O crime não poderá vencer a Justiça
Quando a ministra Carmen Lúcia ainda era presidente do Supremo Tribunal Federal, ao declarar o seu voto sobre a prisão do ex-senador petista, Delcídio do Amaral, ela destacou: “Parece que o escárnio venceu o cinismo. O crime não vencerá a Justiça”. A ministra Carmen, mineira de Montes Claros, ao pronunciar o voto naquela ocasião, se mostrava pasma com os atos de corrupção que foram pautados para julgamento, e acompanhando o voto do então ministro relator, Teori Zawascki, mandou para a cadeia o líder do governo da ex-presidente Dilma Rousseff. Parece-nos, que embora consciente da gravidade dos fatos, naquele momento, ao externar o seu voto de forma tão contundente e movido por tanta confiança, não constava dos planos da ministra o surgimento de toda aquela gama de fatos graves que vieram à luz, a partir do aprofundamento das investigações da Operação Lava-Jato. Chegar ao ponto a que chegou a corrupção no país e o volume de malfeitos dos caciques que comandaram a política brasileira nos últimos anos, talvez a tenha deixado surpresa naquela ocasião.
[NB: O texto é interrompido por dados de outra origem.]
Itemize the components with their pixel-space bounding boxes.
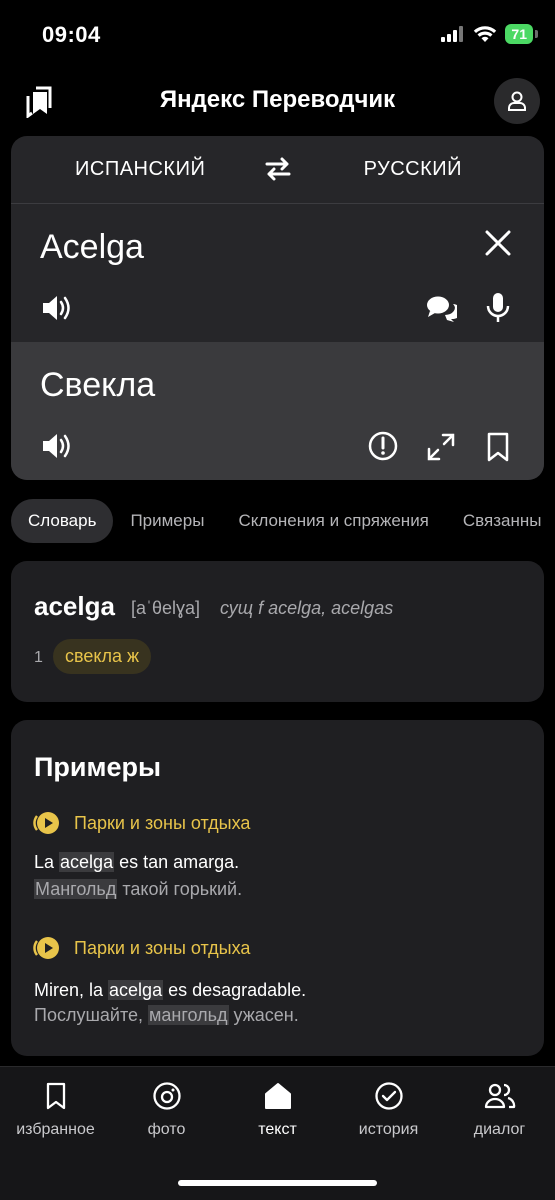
example-source[interactable]: Парки и зоны отдыха <box>32 935 250 961</box>
source-language-button[interactable]: ИСПАНСКИЙ <box>75 158 205 181</box>
source-text[interactable]: Acelga <box>40 228 144 267</box>
dictionary-tabs: Словарь Примеры Склонения и спряжения Св… <box>11 498 555 544</box>
example-highlight: acelga <box>59 852 115 872</box>
nav-dialog[interactable]: диалог <box>444 1081 555 1139</box>
example-highlight: acelga <box>108 980 164 1000</box>
nav-label: диалог <box>473 1121 526 1138</box>
entry-number: 1 <box>34 649 43 666</box>
fullscreen-icon[interactable] <box>427 433 455 461</box>
dictionary-card: acelga [aˈθelɣa] сущ f acelga, acelgas 1… <box>11 561 544 702</box>
status-time: 09:04 <box>42 22 101 47</box>
home-indicator[interactable] <box>178 1180 377 1186</box>
conversation-icon[interactable] <box>425 294 457 322</box>
camera-icon <box>152 1082 181 1110</box>
bookmark-icon <box>46 1082 65 1110</box>
dictionary-word: acelga <box>34 591 115 621</box>
play-source-icon <box>33 812 59 834</box>
nav-text[interactable]: текст <box>222 1081 333 1139</box>
chip-gender: ж <box>126 646 140 666</box>
target-language-button[interactable]: РУССКИЙ <box>364 158 462 181</box>
tab-related[interactable]: Связанны <box>446 499 555 543</box>
profile-button[interactable] <box>494 78 540 124</box>
nav-label: текст <box>258 1121 297 1138</box>
translator-card: ИСПАНСКИЙ РУССКИЙ Acelga Свекла <box>11 136 544 480</box>
app-header: Яндекс Переводчик <box>0 72 555 132</box>
transcription: [aˈθelɣa] <box>131 598 201 618</box>
status-bar: 09:04 71 <box>0 0 555 70</box>
language-row: ИСПАНСКИЙ РУССКИЙ <box>11 136 544 204</box>
chip-translation: свекла <box>65 646 122 666</box>
battery-indicator: 71 <box>505 24 538 44</box>
history-icon <box>374 1082 403 1110</box>
example-highlight: мангольд <box>148 1005 229 1025</box>
nav-photo[interactable]: фото <box>111 1081 222 1139</box>
tab-examples[interactable]: Примеры <box>113 499 221 543</box>
microphone-icon[interactable] <box>486 292 510 324</box>
nav-favorites[interactable]: избранное <box>0 1081 111 1139</box>
example-sentence: La acelga es tan amarga. <box>34 852 240 872</box>
tab-declensions[interactable]: Склонения и спряжения <box>221 499 445 543</box>
example-source[interactable]: Парки и зоны отдыха <box>32 810 250 836</box>
examples-card: Примеры Парки и зоны отдыха La acelga es… <box>11 720 544 1056</box>
home-icon <box>264 1083 291 1109</box>
speaker-icon[interactable] <box>41 294 73 322</box>
nav-label: история <box>358 1121 419 1138</box>
example-translation: Мангольд такой горький. <box>34 879 243 899</box>
translation-area: Свекла <box>11 342 544 480</box>
source-text-area[interactable]: Acelga <box>11 204 544 342</box>
profile-icon <box>508 91 526 111</box>
nav-label: фото <box>147 1121 186 1138</box>
examples-title: Примеры <box>34 752 162 782</box>
report-error-icon[interactable] <box>368 431 398 461</box>
play-source-icon <box>33 937 59 959</box>
example-highlight: Мангольд <box>34 879 118 899</box>
translation-text: Свекла <box>40 366 156 404</box>
nav-label: избранное <box>16 1121 95 1138</box>
speaker-icon[interactable] <box>41 432 73 460</box>
clear-icon[interactable] <box>484 229 512 257</box>
part-of-speech: сущ f acelga, acelgas <box>220 598 394 618</box>
example-source-label: Парки и зоны отдыха <box>74 812 251 833</box>
bookmark-icon[interactable] <box>486 432 510 462</box>
example-sentence: Miren, la acelga es desagradable. <box>34 980 307 1000</box>
nav-history[interactable]: история <box>333 1081 444 1139</box>
status-icons: 71 <box>441 24 538 44</box>
example-translation: Послушайте, мангольд ужасен. <box>34 1005 299 1025</box>
signal-icon <box>441 26 464 42</box>
dialog-icon <box>484 1083 515 1109</box>
swap-languages-icon[interactable] <box>263 156 293 182</box>
example-source-label: Парки и зоны отдыха <box>74 937 251 958</box>
translation-chip[interactable]: свекла ж <box>53 639 152 674</box>
tab-dictionary[interactable]: Словарь <box>11 499 114 543</box>
app-title: Яндекс Переводчик <box>159 86 396 113</box>
wifi-icon <box>474 26 497 42</box>
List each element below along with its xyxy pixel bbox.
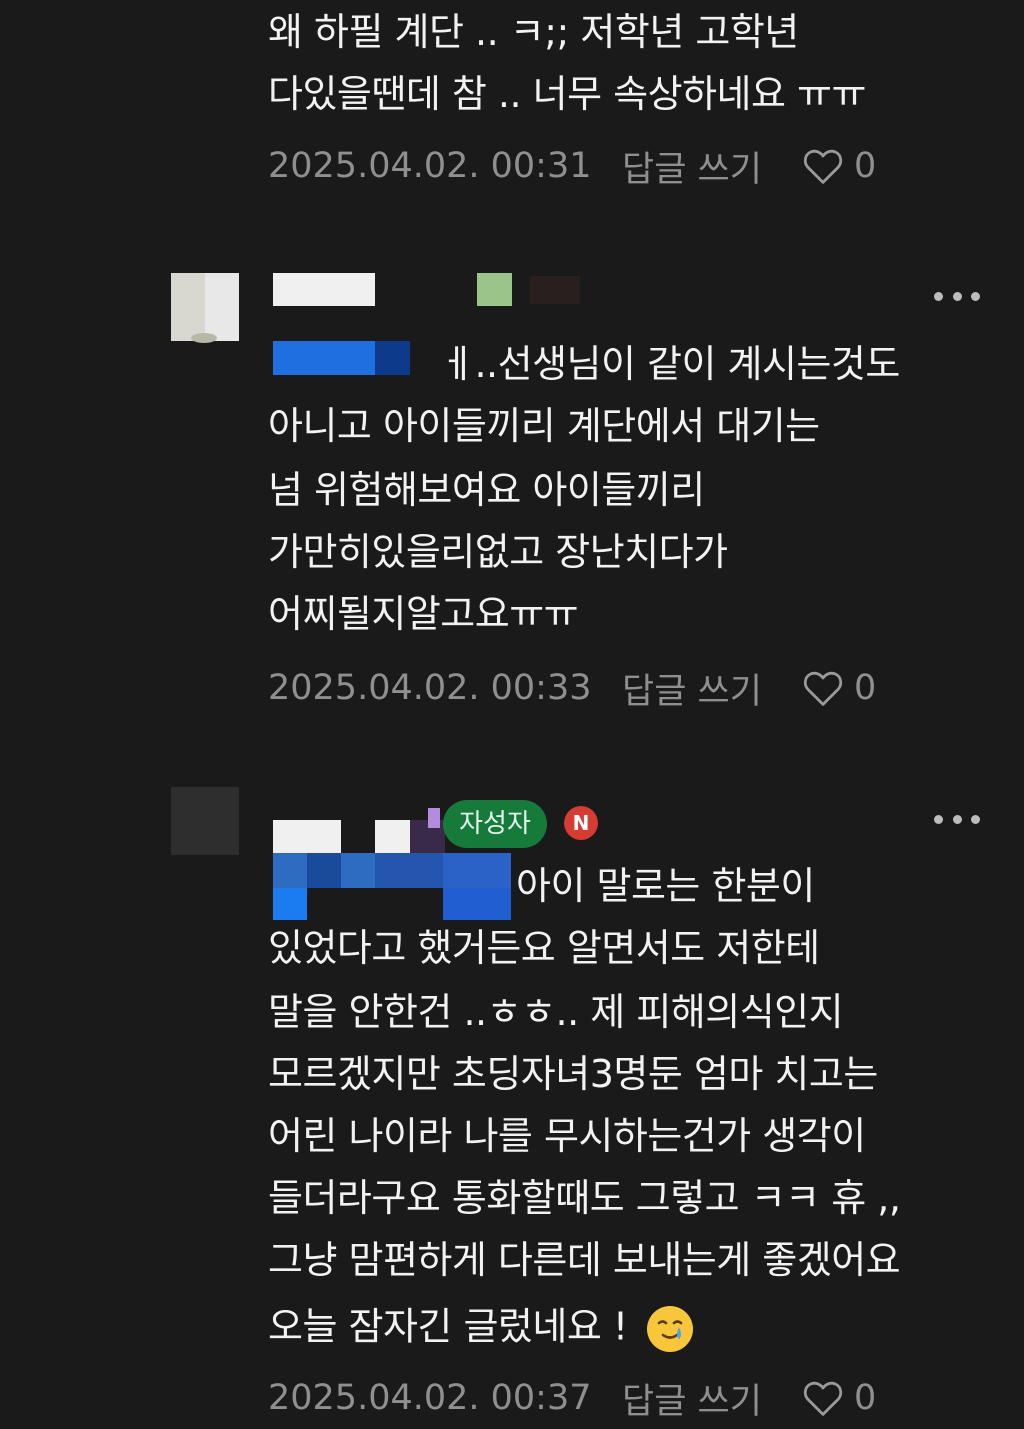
comment-text-line: 어린 나이라 나를 무시하는건가 생각이 <box>268 1114 866 1158</box>
comment-text-line: 아니고 아이들끼리 계단에서 대기는 <box>268 404 820 448</box>
redacted-username <box>273 820 341 853</box>
comment-date: 2025.04.02. 00:33 <box>268 668 592 708</box>
comment-date: 2025.04.02. 00:37 <box>268 1378 592 1418</box>
comment-text-line: 있었다고 했거든요 알면서도 저한테 <box>268 926 820 970</box>
like-button[interactable]: 0 <box>802 1378 876 1418</box>
redacted-mention <box>375 853 443 888</box>
redacted-mention <box>273 888 307 920</box>
comment-text-line: 아이 말로는 한분이 <box>516 864 815 908</box>
reply-button[interactable]: 답글 쓰기 <box>622 141 802 192</box>
comment-text-line: 말을 안한건 ..ㅎㅎ.. 제 피해의식인지 <box>268 990 844 1034</box>
redacted-mention <box>443 853 511 888</box>
comment-date: 2025.04.02. 00:31 <box>268 146 592 186</box>
redacted-mention <box>443 888 511 920</box>
redacted-mention <box>307 853 341 888</box>
comment-meta: 2025.04.02. 00:37 답글 쓰기 0 <box>268 1376 876 1422</box>
heart-icon <box>803 671 843 706</box>
avatar[interactable] <box>171 273 239 343</box>
heart-icon <box>803 149 843 184</box>
comment-text-line: 넘 위험해보여요 아이들끼리 <box>268 468 705 512</box>
comment-meta: 2025.04.02. 00:33 답글 쓰기 0 <box>268 666 876 712</box>
redacted-mention <box>375 341 410 375</box>
comment-text-line: 들더라구요 통화할때도 그렇고 ㅋㅋ 휴 ,, <box>268 1176 901 1220</box>
comment-text: 오늘 잠자긴 글렀네요 ! <box>268 1304 628 1349</box>
redacted-username <box>375 820 410 853</box>
comment-text-line: 가만히있을리없고 장난치다가 <box>268 530 728 574</box>
author-badge: 자성자 <box>443 800 547 848</box>
like-button[interactable]: 0 <box>802 146 876 186</box>
comment-text-line: 왜 하필 계단 .. ㅋ;; 저학년 고학년 <box>268 10 799 54</box>
avatar[interactable] <box>171 787 239 855</box>
comment-text-line-last: 오늘 잠자긴 글렀네요 ! <box>268 1304 695 1354</box>
more-options-icon[interactable] <box>934 289 980 303</box>
like-count: 0 <box>854 146 877 186</box>
redacted-block <box>530 276 580 304</box>
comment-text-line: 다있을땐데 참 .. 너무 속상하네요 ㅠㅠ <box>268 72 866 116</box>
heart-icon <box>803 1381 843 1416</box>
crying-smile-emoji <box>647 1306 694 1352</box>
comment-text-line: 그냥 맘편하게 다른데 보내는게 좋겠어요 <box>268 1238 901 1282</box>
redacted-username <box>273 273 375 306</box>
new-badge: N <box>564 806 598 840</box>
comment-text-line: 모르겠지만 초딩자녀3명둔 엄마 치고는 <box>268 1052 878 1096</box>
redacted-block <box>428 808 440 828</box>
comment-text-line: 어찌될지알고요ㅠㅠ <box>268 592 579 636</box>
redacted-mention <box>273 341 375 375</box>
like-button[interactable]: 0 <box>802 668 876 708</box>
more-options-icon[interactable] <box>934 812 980 826</box>
comment-meta: 2025.04.02. 00:31 답글 쓰기 0 <box>268 144 876 190</box>
like-count: 0 <box>854 668 877 708</box>
redacted-level-icon <box>477 273 512 306</box>
reply-button[interactable]: 답글 쓰기 <box>622 663 802 714</box>
like-count: 0 <box>854 1378 877 1418</box>
reply-button[interactable]: 답글 쓰기 <box>622 1373 802 1424</box>
comment-text-line: ㅔ..선생님이 같이 계시는것도 <box>440 342 900 386</box>
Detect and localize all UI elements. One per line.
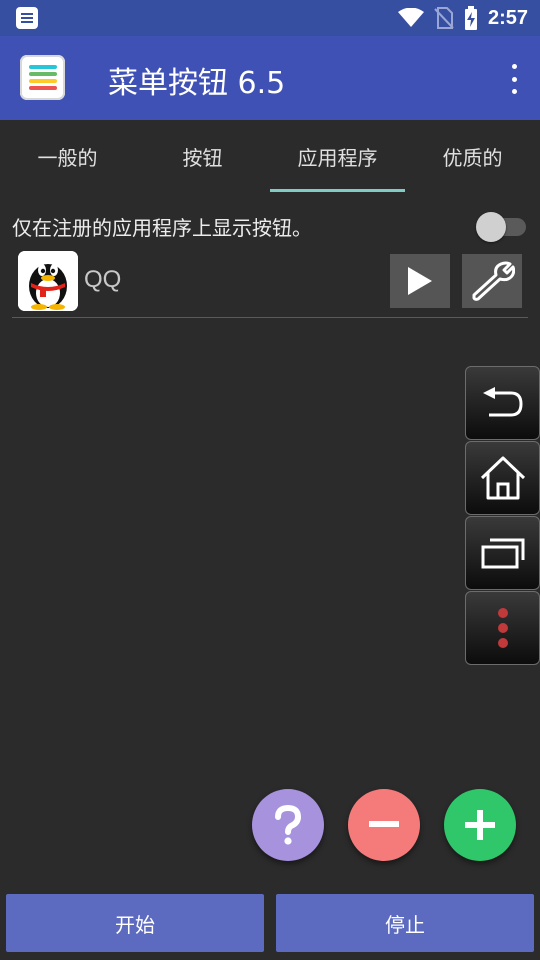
qq-penguin-icon	[18, 251, 78, 311]
recents-icon	[481, 538, 524, 569]
wifi-icon	[397, 8, 424, 27]
home-button[interactable]	[465, 441, 540, 515]
minus-icon	[369, 821, 399, 827]
remove-button[interactable]	[348, 789, 420, 861]
more-vert-icon[interactable]	[506, 64, 522, 94]
back-button[interactable]	[465, 366, 540, 440]
menu-button-app-icon	[20, 55, 65, 100]
start-button[interactable]: 开始	[6, 894, 264, 952]
tab-applications[interactable]: 应用程序	[270, 120, 405, 192]
wrench-icon	[472, 261, 515, 301]
play-button[interactable]	[390, 254, 450, 308]
notification-icon	[16, 7, 38, 29]
play-icon	[408, 267, 432, 295]
more-options-button[interactable]	[465, 591, 540, 665]
tab-general[interactable]: 一般的	[0, 120, 135, 192]
plus-icon	[465, 810, 495, 840]
more-dots-icon	[497, 608, 508, 648]
status-bar: 2:57	[0, 0, 540, 36]
floating-menu-buttons	[465, 366, 540, 666]
add-button[interactable]	[444, 789, 516, 861]
help-icon	[275, 805, 302, 845]
status-time: 2:57	[487, 6, 528, 29]
register-only-label: 仅在注册的应用程序上显示按钮。	[12, 215, 312, 240]
list-item[interactable]: QQ	[12, 250, 528, 318]
app-name: QQ	[84, 266, 122, 293]
tab-premium[interactable]: 优质的	[405, 120, 540, 192]
tab-buttons[interactable]: 按钮	[135, 120, 270, 192]
battery-charging-icon	[464, 6, 477, 30]
register-only-switch[interactable]	[476, 212, 528, 242]
tab-bar: 一般的 按钮 应用程序 优质的	[0, 120, 540, 192]
register-only-row: 仅在注册的应用程序上显示按钮。	[12, 204, 528, 248]
home-icon	[480, 456, 525, 500]
help-button[interactable]	[252, 789, 324, 861]
stop-button[interactable]: 停止	[276, 894, 534, 952]
app-title: 菜单按钮 6.5	[108, 66, 286, 101]
recents-button[interactable]	[465, 516, 540, 590]
app-bar: 菜单按钮 6.5	[0, 36, 540, 120]
app-settings-button[interactable]	[462, 254, 522, 308]
no-sim-icon	[434, 7, 454, 29]
back-icon	[482, 387, 523, 417]
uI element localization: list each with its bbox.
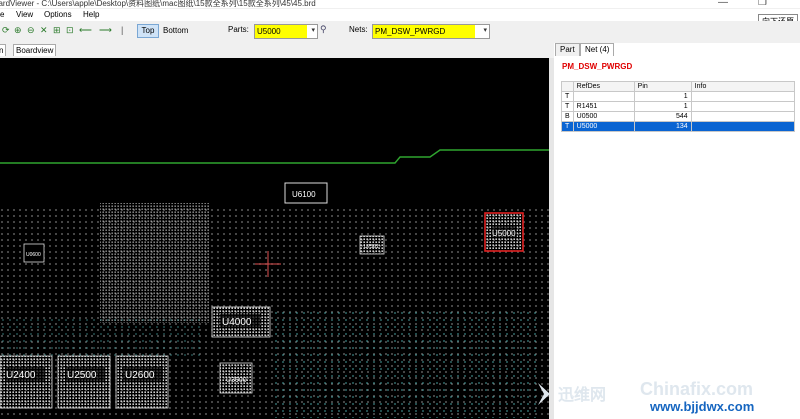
menu-bar: e View Options Help <box>0 9 800 21</box>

Há duas semanas, escrevi aqui neste espaço que o país precisa de estabilidade, pacificação e segurança jurídica. A estabilidade deveria partir do executivo, hoje preocupado em atirar para todos os lados como uma metralhadora giratória, principalmente, quando idéias contrárias aos seus princípios ideológicos e de seus filhos são afloradas, seja oriunda de seus adversários ou mesmo de parceiros de campanha. Como se trata de um fabricante de crises, a briga agora é com o PSL, legenda pela qual disputou e ganhou a eleição. Já é marca registrada deste governo a beligerância constante. O presidente não tem estopim e quando provocado pela imprensa, por exemplo, o fogo já pega logo na bomba e começa o tiroteio. A pacificação deveria vir através do Congresso uma vez que são chamados de parlamentares e a atividade parlamentar não se resume em apenar fazer leis ou fiscalizar as ações do executivo, mas também, buscar o consenso entre os pares nas questões que sejam de importância para o país. E a segurança jurídica deve ser provida de maneira firme e inequívoca pelo Judiciário.
O fato inegável é que, hoje, estamos testemunhando uma judicialização da política brasileira que se tornou rotineira, tornando os outros Poderes da República, em alguns casos, dependentes de decisões do Judiciário permanecendo em compasso de espera, para depois nortear as suas ações, ainda que haja os preceitos constitucionais da harmonia e da independência.
Muito embora o Judiciário ainda seja considerado uma real tábua de salvação para as questões mais complicadas que assolam o país, temos visto decisões monocráticas de membros do STF que são verdadeiras acrobacias de interpretação da lei.
Como já escrevi em outras oportunidades, não tenho partido, não tenho lado político e muito menos procuração para defender quem quer que seja. Mas há casos dentro da própria Justiça que merecem reflexão. Infelizmente existe hoje um alvo dos políticos e até de membros do Judiciário, que é a desconstrução da Operação Lava-Jato, embora ninguém o admita publicamente. A partir desta semana, o STF vai começar a julgar a validade das prisões de condenados em segunda instância e há uma tendência da Suprema Corte no sentido de mudar o seu próprio entendimento exarado em 2016 e que acabou por levar à prisão diversos figurões da velha política. Em caso de mudança de posição contemplando a presunção de inocência até o trânsito em julgado das sentenças, certamente, voltaremos à era da impunidade que sempre reinou neste país, devido ao esdrúxulo número de recursos à disposição dos criminosos que podem pagar bons advogados para procrastinar a execução da pena. Além desse vai e vem de interpretações da legislação, existem ministros que não podem ver microfones nem os holofotes, que deitam falação a respeito de assuntos pautados para julgamento e que mudam de posição ao sabor dos ventos, posturas que não se coadunam com a liturgia do cargo que exercem. Com esse tipo de conduta, compromete-se a firmeza de propósitos e a segurança jurídica.
Com atuações tão claudIcantes nos três Poderes da República é impossível o país avançar nas principais demandas da população, pois tudo isso gera desconfiança. É isso que a sociedade não pode permitir. Com todo esse imbróglio da judicialização da política, jamais poderá o Poder Judiciário se desviar das suas responsabilidades e deixar voltar o ciclo de impunidades que sempre reinou absoluto no país. Como asseverou a ex-presidente do STF, o crime não poderá vencer a Justiça.